Born in Malden, Massachusetts, in 1936, Stella attended Phillips Academy, Andover, and then Princeton University, where he studied art history and painting. In college, he produced a number of sophisticated paintings that demonstrated his understanding of the various vocabularies that had brought abstract painting into international prominence. After graduating in 1958, Stella moved to New York and achieved almost immediate fame with his Black Paintings (1958–60), which were included in The Museum of Modern Art’s seminal exhibition Sixteen Americans in 1959–60.

The Leo Castelli Gallery in New York held Stella’s first one-person show in 1962. The Museum of Modern Art, under William Rubin’s stewardship, presented his first retrospective only a few years later, in 1970, when Stella was only thirty-four years old.

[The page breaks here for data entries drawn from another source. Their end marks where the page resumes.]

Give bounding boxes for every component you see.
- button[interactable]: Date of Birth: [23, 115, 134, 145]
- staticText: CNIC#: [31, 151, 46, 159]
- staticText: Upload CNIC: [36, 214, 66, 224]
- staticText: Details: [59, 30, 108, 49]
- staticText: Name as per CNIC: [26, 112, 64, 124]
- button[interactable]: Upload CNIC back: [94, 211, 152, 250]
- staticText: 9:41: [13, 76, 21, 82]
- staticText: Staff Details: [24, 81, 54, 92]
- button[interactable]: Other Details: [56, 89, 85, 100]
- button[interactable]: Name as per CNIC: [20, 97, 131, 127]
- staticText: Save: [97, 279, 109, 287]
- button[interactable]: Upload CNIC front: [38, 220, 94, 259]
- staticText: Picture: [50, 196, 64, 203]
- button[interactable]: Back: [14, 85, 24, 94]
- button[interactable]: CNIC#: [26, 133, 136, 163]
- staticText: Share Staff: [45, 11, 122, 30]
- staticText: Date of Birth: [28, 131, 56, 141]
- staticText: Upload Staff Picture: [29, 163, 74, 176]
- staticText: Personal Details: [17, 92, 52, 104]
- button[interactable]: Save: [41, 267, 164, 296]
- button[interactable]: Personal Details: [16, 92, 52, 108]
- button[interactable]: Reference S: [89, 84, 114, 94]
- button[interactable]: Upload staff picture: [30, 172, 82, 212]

A second retrospective was held at MoMA in 1987. Since then, Stella has been the subject of countless exhibitions throughout the world, including a major retrospective in Wolfsburg in 2012.

Frank Stella: A Retrospective is the first survey of the artist’s career in the U.S. since 1987. He was appointed the Charles Eliot Norton Professor of Poetry at Harvard University in 1983. “Working Space,” his provocative lecture series (later published as a book), addresses the issue of pictorial space in postmodern art. Stella has been the recipient of numerous awards and honors, including the 2009 National Medal of Arts and the 2011 Lifetime Achievement in Contemporary Sculpture Award from the International Sculpture Center, as well as the Isabella and Theodor Dalenson Lifetime Achievement Award from Americans for the Arts (2011) and the National Artist Award at the Anderson Ranch Arts Center in Aspen (2015).

ABOUT THE CATALOGUE



The exhibition is accompanied by a fully illustrated scholarly catalogue, published by the Modern Art Museum of Fort Worth, the Whitney Museum of American Art, and Yale University Press. The publication addresses in depth such themes as the artist’s complex balancing of expressionist gesture and geometric structure, his catholic referencing of the history of art (abstract, figurative, and decorative), the importance of seriality in Stella’s process, and his work’s impact on subsequent generations of American artists.

The catalogue includes an essay by Michael Auping that encompasses Stella’s entire artistic output and connects the many different series and transitions in the artist’s 60-year career. Adam Weinberg addresses Stella’s formative years at Andover and Princeton and his earliest influences. Art historian and artist Jordan Kantor contributes an essay about the artist’s more recent work, and artist Laura Owens interviews Stella. Stella’s highly articulate Pratt Lecture (1960) is also included. The book concludes with a substantial chronology.